Bush's inaction on Darfur: a contradiction for the pro-war left?

The idea of supporting United Nations humanitarian intervention has long been a taboo for the far left. Isn’t such a stance simply a fancy dress version of endorsing the latest imperialist aggression against the third world?

Until the mid nineties, I would have gone with the Trotskyist consensus position. I’ve even argued for it in print. It took 800,000 deaths in the Rwandan genocide before I could bring myself to drop the dead dogma.

Even now, urging UN invasions is not something I do lightly. After all, Bush and Blair have cynically used the rhetoric of liberation – albeit only after all other justifications had failed – to excuse their oil grab in Iraq. Sadly, a section of the left, who really should have known better, took these claims at face value.

But there are occasions when only external forces can stop unspeakable brutality against entire ethnic groups. The current events in Darfur are just such an occasion.
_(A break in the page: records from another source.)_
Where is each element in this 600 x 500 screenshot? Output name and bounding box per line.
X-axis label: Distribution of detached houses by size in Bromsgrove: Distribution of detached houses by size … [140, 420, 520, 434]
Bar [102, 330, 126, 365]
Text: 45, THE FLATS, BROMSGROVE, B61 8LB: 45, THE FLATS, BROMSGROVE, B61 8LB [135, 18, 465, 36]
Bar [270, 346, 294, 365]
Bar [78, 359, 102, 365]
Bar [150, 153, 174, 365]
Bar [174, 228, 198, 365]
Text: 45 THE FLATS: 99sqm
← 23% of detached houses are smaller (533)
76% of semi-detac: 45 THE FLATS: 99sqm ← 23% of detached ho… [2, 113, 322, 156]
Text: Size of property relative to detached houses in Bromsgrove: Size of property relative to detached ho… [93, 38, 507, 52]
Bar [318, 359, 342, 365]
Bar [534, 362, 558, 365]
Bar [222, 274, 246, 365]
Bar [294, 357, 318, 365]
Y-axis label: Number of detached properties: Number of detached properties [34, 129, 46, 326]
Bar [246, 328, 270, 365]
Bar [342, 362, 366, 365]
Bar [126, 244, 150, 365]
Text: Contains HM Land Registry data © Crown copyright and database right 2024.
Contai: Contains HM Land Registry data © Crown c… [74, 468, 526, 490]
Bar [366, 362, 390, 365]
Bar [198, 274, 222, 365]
That Bush and Blair are doing absolutely nothing to stop the bloodshed underlines just how mendacious their professed concerns for the Iraqi people have been all along, and how monumentally stupid the pro-war left crew have been to take them at face value.

Today the FT reports that Bush has even scuppered legislation that would have encouraged – not mandated, please note, but merely encouraged – measures to put economic pressure on the Sudanese government:

‘Moves in the US Congress to put financial pressure on Sudan to stop the killings in Darfur have been stymied by big business interests and the Bush administration, according to supporters of legislation blocked in the Senate that would have endorsed decisions by US states to divest from companies involved in Sudan.

‘Tens of billions of dollars in equity are at stake, mostly of non-US companies and including two listed Chinese energy giants involved in Sudan's rapidly growing oil industry which fuels the military with arms and other supplies.

‘While giving rhetorical backing to anti-genocide protests staged around the world yesterday, Democrats and Republicans admitted that a new watered-down draft of the Darfur Peace and Accountability Act was further evidence of US unwillingness as well as inability to take decisive action …

‘In June New Jersey became the first state to divest fully public funds from foreign companies linked to Sudan, selling $2.16bn (£1.1bn) of stock. Maine, Oregon, Illinois and Connecticut have also passed divestment legislation, as have many universities with billions of dollars in endowments …

‘On the other side, the National Foreign Trade Council, a US lobby group representing big industries, is fighting the campaign and has sued Illinois.

‘Bill Reinsch, president of the NFTC, says the principle is simple: "The president of the United States runs foreign policy; the mayor of Berkeley does not."’

Among the reasons cited by analysts for the White House’s failure to act was Sudan’s oil wealth. Surprise, surprise.

Hey, Harry. Nick. Does Bush’s equivocation on this one read like the actions of the liberator you somehow seem to have convinced yourself he represents?

Incidentally, companies affected by the divestment campaign include PetroChina, Sinopec, ABB, Alstom, Siemens, Schlumberger, Tatneft of Russia, Italy's Finmeccanica, Weir Group of the UK, and Shell.